BASTEI ENTERTAINMENT

Vollständige eBook-Ausgabe der beim Bastei Verlag erschienenen Romanheftausgabe

Bastei Entertainment in der Bastei Lübbe AG

© 2019 by Bastei Lübbe AG, Köln

Programmleiterin Romanhefte: Ute Müller

Verantwortlich für den Inhalt

Titelbild: Rudolf Sieber-Lonati/BLITZ-Verlag

Datenkonvertierung eBook: César Satz & Grafik GmbH, Köln

ISBN 978-3-7325-8508-3

www.bastei-entertainment.de

www.lesejury.de

www.bastei.de

Die Mörderbäume

von Earl Warren

Aus dem Tagebuch des Edward Mackintosh, London, August 1975

Erzählt mir nichts vom alten Achaz!

Fünfundzwanzig grauenvolle Jahre habe ich im Geisterwald im Banne jenes Ungeheuers gelebt. In meinen Augen ist Achaz die schrecklichste Kreatur, die je über diese Erde gewandelt ist. Oh, wie habe ich den Tag verflucht, als abergläubische Dorfbewohner mich, den ausgesetzten Findling, zu dem Alten brachten.
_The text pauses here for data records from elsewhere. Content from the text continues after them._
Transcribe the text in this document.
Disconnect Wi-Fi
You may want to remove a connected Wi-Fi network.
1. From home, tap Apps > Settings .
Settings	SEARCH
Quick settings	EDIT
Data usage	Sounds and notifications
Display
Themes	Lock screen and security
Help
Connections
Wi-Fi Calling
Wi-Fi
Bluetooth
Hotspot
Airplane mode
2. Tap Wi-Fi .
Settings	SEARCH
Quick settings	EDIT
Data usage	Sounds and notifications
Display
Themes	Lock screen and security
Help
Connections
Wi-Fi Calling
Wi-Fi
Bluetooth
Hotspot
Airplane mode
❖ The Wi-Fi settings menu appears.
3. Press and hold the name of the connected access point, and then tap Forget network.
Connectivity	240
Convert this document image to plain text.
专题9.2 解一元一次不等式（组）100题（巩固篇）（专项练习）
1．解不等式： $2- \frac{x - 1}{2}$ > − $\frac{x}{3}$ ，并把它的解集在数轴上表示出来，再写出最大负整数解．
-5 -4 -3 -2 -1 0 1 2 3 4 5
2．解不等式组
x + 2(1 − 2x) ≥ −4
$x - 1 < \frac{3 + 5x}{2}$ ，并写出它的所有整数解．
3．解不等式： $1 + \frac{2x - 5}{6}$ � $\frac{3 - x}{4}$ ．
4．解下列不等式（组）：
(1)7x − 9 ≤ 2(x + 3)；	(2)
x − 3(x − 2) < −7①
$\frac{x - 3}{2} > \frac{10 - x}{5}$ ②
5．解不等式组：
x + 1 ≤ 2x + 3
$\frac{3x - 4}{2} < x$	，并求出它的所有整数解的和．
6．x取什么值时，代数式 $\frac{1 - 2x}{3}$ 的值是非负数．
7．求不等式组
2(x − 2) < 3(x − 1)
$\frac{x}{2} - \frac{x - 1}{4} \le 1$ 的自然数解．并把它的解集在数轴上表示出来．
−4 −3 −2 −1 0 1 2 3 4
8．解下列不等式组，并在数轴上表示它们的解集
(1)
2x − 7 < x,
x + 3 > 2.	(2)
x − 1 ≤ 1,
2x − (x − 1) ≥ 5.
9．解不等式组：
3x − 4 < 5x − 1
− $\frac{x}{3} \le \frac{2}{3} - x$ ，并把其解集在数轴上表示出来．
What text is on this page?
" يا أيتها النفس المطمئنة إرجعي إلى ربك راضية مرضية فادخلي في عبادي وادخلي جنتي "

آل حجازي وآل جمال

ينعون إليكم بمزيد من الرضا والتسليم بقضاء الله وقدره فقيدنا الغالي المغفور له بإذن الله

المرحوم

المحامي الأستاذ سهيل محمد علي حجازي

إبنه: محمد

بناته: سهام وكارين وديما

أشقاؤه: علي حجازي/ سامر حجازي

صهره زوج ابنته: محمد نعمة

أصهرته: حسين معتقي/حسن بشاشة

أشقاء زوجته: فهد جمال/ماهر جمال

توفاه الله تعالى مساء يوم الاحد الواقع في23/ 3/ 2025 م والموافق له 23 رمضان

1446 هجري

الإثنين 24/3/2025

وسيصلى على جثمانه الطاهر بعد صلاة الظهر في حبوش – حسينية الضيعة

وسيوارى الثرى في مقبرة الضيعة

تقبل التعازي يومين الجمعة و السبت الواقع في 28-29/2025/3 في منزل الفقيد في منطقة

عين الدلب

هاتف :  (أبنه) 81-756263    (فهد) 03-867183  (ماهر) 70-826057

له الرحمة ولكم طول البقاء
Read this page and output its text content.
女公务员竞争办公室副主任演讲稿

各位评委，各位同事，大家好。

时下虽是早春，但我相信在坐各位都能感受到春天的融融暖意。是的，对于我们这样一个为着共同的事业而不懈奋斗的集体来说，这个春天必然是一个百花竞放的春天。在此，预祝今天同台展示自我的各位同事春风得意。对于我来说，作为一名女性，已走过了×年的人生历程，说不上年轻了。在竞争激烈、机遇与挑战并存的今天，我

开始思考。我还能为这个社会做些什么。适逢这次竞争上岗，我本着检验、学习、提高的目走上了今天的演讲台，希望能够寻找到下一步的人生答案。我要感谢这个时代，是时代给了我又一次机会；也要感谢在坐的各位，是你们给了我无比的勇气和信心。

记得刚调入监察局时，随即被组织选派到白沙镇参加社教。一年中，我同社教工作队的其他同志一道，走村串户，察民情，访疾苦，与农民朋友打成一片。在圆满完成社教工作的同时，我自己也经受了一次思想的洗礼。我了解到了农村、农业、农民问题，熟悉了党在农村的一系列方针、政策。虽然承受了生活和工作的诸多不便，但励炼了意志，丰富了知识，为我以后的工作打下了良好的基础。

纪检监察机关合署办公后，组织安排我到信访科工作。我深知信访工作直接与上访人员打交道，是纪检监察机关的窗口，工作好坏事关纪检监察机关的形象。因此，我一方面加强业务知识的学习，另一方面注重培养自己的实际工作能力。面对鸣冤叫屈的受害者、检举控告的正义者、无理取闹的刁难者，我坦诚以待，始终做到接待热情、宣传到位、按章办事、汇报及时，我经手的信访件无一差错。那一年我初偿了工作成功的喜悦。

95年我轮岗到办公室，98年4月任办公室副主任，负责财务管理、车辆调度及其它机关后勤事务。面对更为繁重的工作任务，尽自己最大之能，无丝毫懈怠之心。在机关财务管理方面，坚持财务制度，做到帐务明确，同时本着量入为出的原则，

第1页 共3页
Ich war ein Säugling und ihm wehrlos ausgeliefert. Er erzog mich in seinem Sinn, und ich bin davon überzeugt, dass er mich schon damals für den furchtbarsten seiner furchtbaren Pläne auserkoren hatte. Ich habe bei ihm gelebt, ich kenne ihn wie kein anderer.

Heute versuchen gelehrte Professoren, die Rätsel um den alten Achaz und seinen Zauberwald zu lösen. Ich aber sage, lasst diese Dinge ruhen, lasst sie um Gottes willen ruhen!

Es war in der Woche nach Ostern. Fünf Jungen schoben ihre Fahrräder den Steilweg in den Grampian Mountains hinauf. Sie schwitzten, obwohl die Sonne nicht heiß schien, und schnauften. Der vorderste blieb stehen und wischte sich den Schweiß von der Stirn.

»Ich kann nicht mehr«, jammerte es von hinten. »Wenn ich noch weiter muss, falle ich tot um.«

»Reiß dich zusammen, Fred Brubeckle«, sagte der Anführer der Jungen. »Denk daran, dass du ein Pfadfinder bist! Gleich haben wir es geschafft, dann sind wir oben und können die Straße abwärts fahren. Und bevor es wieder aufwärts geht, schlagen wir unser Zelt auf.«

»Das ist ein Wort!«, entgegnete Fred Brubeckle. »Ich komme um vor Hunger.«

Er war wie die vier anderen fünfzehn Jahre alt. Sie gehörten zum Londoner Pfadfinderklub »Richard Löwenherz« und machten eine Radtour durch Schottland. Dazu hatten sie sich die beschwerlichste Route ausgesucht, quer durch die Grampian Mountains.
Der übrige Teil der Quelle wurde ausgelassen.